ROF: Pedro Corona, professor de desenho artístico, nos levava para o jardim do Mackenzie, que tinha uma vegetação exuberante e um campo enorme de futebol; ali, ao ar livre, nós pintávamos com aquarela, em várias técnicas, inclusive cryon. Pedro Corona era um bom professor. Tínhamos também perspectiva, curso ministrado pelo professor Kosuta. Resistência dos materiais era dada pelo professor Evaristo Costa. Esses eram os principais professores na época.

SSBP/AG: Havia cadeira de urbanismo nesta época?

ROF: Sim, mas era só no último ano e dado muito superficialmente. O básico mesmo era projeto. Quando eu estava no 3º ano, nós fizemos greve, para modificar o sistema de ensino.

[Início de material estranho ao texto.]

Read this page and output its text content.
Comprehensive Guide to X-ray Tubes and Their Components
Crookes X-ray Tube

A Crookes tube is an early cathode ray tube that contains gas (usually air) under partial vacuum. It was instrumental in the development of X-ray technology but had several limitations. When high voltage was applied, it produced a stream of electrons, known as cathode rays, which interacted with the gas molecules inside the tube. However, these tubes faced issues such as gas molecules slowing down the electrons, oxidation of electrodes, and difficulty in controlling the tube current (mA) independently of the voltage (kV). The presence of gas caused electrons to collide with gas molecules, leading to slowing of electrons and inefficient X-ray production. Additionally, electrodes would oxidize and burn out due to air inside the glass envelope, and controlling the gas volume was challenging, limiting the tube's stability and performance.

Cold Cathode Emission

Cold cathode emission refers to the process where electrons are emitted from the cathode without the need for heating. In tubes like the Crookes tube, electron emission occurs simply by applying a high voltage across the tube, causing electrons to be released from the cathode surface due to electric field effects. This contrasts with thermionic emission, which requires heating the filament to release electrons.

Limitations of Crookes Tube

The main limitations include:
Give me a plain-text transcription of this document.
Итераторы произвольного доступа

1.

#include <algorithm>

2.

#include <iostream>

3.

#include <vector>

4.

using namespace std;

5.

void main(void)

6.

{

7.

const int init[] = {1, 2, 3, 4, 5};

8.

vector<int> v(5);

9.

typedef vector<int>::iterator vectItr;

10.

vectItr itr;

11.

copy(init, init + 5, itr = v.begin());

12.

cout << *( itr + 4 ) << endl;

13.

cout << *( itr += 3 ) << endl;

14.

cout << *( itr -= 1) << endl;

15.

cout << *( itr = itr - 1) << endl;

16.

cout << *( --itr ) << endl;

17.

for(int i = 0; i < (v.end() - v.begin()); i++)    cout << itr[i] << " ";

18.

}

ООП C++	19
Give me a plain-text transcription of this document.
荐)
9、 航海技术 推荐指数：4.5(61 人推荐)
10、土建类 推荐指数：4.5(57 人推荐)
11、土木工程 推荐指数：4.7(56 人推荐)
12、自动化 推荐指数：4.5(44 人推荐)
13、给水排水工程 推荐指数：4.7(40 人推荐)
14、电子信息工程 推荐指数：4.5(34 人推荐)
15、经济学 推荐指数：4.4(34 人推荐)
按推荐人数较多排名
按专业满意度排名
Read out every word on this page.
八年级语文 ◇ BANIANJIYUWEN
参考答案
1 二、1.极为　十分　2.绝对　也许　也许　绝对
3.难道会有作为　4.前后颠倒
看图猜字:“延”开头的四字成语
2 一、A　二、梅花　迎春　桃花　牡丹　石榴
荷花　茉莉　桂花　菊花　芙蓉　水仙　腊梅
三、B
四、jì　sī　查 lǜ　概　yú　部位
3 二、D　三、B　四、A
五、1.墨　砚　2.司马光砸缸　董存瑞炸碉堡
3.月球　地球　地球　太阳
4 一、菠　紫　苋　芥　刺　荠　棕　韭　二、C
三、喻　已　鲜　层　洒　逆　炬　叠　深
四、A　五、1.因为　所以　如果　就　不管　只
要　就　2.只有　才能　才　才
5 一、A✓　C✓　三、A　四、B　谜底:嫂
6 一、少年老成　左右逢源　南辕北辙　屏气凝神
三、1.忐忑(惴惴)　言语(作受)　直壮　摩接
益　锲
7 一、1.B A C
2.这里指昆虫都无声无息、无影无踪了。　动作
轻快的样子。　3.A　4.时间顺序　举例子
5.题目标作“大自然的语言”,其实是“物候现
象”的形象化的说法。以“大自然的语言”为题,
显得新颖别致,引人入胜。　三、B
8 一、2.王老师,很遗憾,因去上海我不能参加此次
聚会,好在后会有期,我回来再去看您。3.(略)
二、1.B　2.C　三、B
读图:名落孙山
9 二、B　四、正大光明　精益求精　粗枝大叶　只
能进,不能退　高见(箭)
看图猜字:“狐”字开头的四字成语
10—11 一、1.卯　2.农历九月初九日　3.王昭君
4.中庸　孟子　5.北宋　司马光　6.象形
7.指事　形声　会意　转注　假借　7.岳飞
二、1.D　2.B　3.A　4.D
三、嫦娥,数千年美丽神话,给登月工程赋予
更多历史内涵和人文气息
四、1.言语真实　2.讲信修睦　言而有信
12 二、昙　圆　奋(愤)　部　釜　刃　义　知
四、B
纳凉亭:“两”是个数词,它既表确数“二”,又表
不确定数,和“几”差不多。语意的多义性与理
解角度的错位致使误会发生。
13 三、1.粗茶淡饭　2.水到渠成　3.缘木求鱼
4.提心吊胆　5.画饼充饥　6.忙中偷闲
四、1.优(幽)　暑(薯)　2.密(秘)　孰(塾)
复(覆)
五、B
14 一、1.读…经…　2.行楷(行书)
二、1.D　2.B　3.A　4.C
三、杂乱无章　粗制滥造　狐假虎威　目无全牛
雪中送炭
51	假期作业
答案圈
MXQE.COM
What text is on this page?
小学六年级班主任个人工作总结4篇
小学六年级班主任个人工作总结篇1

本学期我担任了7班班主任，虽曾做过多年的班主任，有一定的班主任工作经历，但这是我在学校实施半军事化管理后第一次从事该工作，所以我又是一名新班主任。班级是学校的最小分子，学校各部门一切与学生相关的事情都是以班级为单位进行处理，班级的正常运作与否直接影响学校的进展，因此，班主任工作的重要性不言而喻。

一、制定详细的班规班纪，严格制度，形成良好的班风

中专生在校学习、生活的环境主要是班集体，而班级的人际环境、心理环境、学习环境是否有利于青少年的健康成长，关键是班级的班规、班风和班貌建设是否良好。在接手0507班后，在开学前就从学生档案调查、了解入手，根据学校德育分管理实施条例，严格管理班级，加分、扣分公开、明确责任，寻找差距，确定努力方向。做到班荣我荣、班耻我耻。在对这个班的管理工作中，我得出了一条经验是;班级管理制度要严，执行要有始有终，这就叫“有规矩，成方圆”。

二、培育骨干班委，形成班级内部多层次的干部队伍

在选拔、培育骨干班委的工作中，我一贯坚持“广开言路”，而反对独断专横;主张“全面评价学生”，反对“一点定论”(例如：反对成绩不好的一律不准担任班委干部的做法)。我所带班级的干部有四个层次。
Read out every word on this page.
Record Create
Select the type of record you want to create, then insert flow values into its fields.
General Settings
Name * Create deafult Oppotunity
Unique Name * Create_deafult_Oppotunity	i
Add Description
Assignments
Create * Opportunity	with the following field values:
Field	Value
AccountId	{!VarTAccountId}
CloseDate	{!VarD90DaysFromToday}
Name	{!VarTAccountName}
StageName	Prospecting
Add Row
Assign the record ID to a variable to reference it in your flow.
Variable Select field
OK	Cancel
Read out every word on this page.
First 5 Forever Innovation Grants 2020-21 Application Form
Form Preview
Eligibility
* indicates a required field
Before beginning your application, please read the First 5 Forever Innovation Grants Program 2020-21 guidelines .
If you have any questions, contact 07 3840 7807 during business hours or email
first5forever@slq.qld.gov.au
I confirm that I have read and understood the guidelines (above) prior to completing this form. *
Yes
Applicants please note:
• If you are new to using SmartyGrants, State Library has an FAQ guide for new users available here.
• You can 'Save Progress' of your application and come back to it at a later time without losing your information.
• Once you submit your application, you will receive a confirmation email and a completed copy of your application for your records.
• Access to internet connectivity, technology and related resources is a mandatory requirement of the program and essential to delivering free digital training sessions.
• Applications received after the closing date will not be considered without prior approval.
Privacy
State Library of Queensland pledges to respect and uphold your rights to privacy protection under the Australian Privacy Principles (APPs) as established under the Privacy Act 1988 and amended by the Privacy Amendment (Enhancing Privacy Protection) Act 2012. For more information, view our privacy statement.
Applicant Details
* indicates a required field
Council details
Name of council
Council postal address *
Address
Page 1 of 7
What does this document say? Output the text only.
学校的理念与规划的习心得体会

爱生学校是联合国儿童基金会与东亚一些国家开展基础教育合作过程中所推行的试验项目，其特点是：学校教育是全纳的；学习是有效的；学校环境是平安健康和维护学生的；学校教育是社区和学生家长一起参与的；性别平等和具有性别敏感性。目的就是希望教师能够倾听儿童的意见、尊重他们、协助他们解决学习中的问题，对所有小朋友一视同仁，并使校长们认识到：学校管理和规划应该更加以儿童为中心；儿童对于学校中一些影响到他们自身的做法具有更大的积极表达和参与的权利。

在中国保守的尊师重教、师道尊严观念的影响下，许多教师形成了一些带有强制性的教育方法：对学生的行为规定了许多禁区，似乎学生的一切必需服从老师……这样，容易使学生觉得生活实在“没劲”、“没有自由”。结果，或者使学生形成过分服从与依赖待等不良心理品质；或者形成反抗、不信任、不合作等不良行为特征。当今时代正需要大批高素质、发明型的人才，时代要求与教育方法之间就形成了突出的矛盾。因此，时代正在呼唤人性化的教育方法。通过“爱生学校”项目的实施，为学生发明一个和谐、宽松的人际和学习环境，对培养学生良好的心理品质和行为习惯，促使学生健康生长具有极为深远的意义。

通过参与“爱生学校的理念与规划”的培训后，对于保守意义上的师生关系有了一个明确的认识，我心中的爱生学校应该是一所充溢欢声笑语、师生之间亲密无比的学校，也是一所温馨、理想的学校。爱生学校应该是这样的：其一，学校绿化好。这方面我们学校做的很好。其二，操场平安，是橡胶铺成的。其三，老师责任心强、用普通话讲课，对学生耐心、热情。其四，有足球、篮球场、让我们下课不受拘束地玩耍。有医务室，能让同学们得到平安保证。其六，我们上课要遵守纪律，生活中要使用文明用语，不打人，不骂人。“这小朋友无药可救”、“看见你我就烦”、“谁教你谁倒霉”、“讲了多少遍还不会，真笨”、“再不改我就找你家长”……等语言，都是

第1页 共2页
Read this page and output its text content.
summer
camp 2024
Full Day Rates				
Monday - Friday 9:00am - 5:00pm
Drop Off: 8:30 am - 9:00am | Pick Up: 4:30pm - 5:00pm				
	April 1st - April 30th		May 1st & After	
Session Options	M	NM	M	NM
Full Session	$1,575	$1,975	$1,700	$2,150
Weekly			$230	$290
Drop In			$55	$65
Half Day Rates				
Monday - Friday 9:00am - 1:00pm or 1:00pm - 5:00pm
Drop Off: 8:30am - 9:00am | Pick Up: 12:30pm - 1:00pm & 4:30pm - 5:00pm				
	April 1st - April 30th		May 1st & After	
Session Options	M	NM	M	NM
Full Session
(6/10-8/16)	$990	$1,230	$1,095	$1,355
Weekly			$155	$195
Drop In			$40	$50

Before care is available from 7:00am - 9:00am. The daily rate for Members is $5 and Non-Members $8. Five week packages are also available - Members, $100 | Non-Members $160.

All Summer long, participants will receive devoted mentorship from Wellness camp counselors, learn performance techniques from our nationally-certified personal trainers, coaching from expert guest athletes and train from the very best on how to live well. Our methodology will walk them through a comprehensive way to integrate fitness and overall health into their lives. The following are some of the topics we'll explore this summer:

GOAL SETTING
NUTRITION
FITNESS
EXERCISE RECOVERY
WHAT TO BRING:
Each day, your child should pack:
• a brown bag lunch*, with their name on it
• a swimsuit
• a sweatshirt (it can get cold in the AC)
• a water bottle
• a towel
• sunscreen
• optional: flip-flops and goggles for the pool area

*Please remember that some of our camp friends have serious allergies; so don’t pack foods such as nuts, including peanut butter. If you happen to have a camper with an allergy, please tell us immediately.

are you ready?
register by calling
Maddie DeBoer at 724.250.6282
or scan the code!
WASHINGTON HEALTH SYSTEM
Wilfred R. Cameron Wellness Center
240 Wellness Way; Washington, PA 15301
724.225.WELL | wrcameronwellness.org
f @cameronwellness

Fomos procurar o professor Christiano e dissemos: “nós queremos fazer arquitetura contemporânea, com temas sociais, residências etc.” e ele respondeu: “isso eu não sei dar; comigo vocês não vão fazer não”. Ele indicou um amigo, provavelmente um discípulo dele, para conversar com a gente. Esse amigo, o Fernando Martins Gomes, era bom arquiteto e fez muitas residências em estilo neocolonial, mas de muita qualidade. Em uma rua sem saída do Jardim América, saindo da praça Guadelupe – rua Iucatan, se não me engano –, ele fez duas residências muito boas. O Fernando era sensível às nossas propostas; às vezes, dizíamos: “queremos fazer uma clínica de múltipla utilidade” e ele, que havia nos passado o programa de um anfiteatro de faculdade, permitia que fizéssemos o que queríamos, colaborando com um programa que devíamos seguir. Ele não influenciava muito com críticas nos projetos, mas depois eles eram submetidos a um julgamento, por uma comissão de avaliação. Na formatura nós pedimos para projetar um campus universitário e ele aceitou. Todos nós fizemos o projeto de um campus universitário como trabalho final e me formei em 1950.

SSBP/AG: Que tipo de programa o Christiano Stockler das Neves pedia para vocês fazerem?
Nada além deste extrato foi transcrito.